Do Sporting e do F. C. do Porto não tem razão de queixa. Estes clubes "pagavam bem. No Sporting recebia 1.000 escudos por mês e no F. C. do Porto ainda ganhava mais: 3 contos por mês. Não nos faltava nada." Feitas as contas, e contados os anos que nos separam da época de que Magalhães nos fala, era realmente um bom salário. Mas registe-se que "foi nestes clubes e na primeira temporada que fiz pelo Beira Mar que ganhei mais dinheiro." Mesmo assim, foi a trabalhar na fábrica de Cacia, como caldeireiro, que conseguiu amealhar alguns trocados que lhe permitem viver sem grandes sobressaltos.

Hoje, ainda gosta de ir ver "a bola", mas vai menos vezes porque, o "aborrece o sistema empregado pelos grandes clubes." Também não perde os jogos da televisão, aos quais assiste com grande emoção e para aflição da esposa, com quem casou há quase 50 anos, que se assusta com os gritos que ele dá: "Passa a bola!
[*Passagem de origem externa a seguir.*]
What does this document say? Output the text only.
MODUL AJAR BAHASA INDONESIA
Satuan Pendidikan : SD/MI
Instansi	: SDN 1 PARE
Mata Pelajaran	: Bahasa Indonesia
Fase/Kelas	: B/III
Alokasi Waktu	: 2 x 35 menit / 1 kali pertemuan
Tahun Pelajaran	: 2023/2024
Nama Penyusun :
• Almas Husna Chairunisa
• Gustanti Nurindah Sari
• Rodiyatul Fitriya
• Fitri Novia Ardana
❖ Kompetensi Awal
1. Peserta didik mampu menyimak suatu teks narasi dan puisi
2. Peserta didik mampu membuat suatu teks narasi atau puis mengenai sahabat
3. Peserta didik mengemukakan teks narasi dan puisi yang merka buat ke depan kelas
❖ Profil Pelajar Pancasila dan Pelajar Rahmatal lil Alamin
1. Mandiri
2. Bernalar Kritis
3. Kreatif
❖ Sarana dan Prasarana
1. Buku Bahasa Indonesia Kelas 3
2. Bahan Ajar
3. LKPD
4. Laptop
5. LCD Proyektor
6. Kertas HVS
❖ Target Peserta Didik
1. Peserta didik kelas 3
Força! É falta!"

Os problemas nos ossos são as medalhas que carrega num corpo que em tempos foi capaz de voar... Não escondeu a alegria que sentiu, quando o lembrámos que é muito querido entre os aveirenses... Este é, porventura, o maior prémio que este homem pode receber. É um pai vaidoso, um avô babado, mas não teve, ainda, ninguém que lhe seguisse as pisadas. Deixou de acreditar na paixão dos jogadores, mas continua um amante do futebol.

A equipa do Beira Mar em 1946.


Ora, bolas!  

António Magalhães conta

«Tive um treinador que me fazia voar de um lado ao outro da baliza por cima de um banco comprido!»

«O Azevedo coroava a assistência com grandes exibições. Foi um senhor do futebol que até jogava com as costelas partidas.

Onde ele ia, as pessoas levantavam-se! Foi um grande guarda-redes!»

"Estive para ir para o Celta de Vigo, mas a minha falecida sogra não me deixou. E ainda bem! Em Espanha, pagavam muito mal e a peseta era muito fraca.»

«O Sporting, quando era o Sporting, tinha o Albano sempre à linha e o Jesus Correia jogava no outro extremo, os jogos eram: bola apanhada; bola chutada.»

«Choca-me que um jogador ganhe para cima de 20 mil contos por mês! No meu tempo nem se podia reivindicar pelo salário!»

«Nunca vai haver outro como o Manuel Marques o mãos-de-ouro. Ele era um grande massagista.»

«O Figo é o melhor jogador português a jogar no estrangeiro. Não é qualquer um que é capitão do Barcelona!»

 

O Jogador: António Magalhães

Posição: Guarda-redes

Características: Ágil, com muita flexibilidade. Não tinha medo de ir aos pés dos adversários.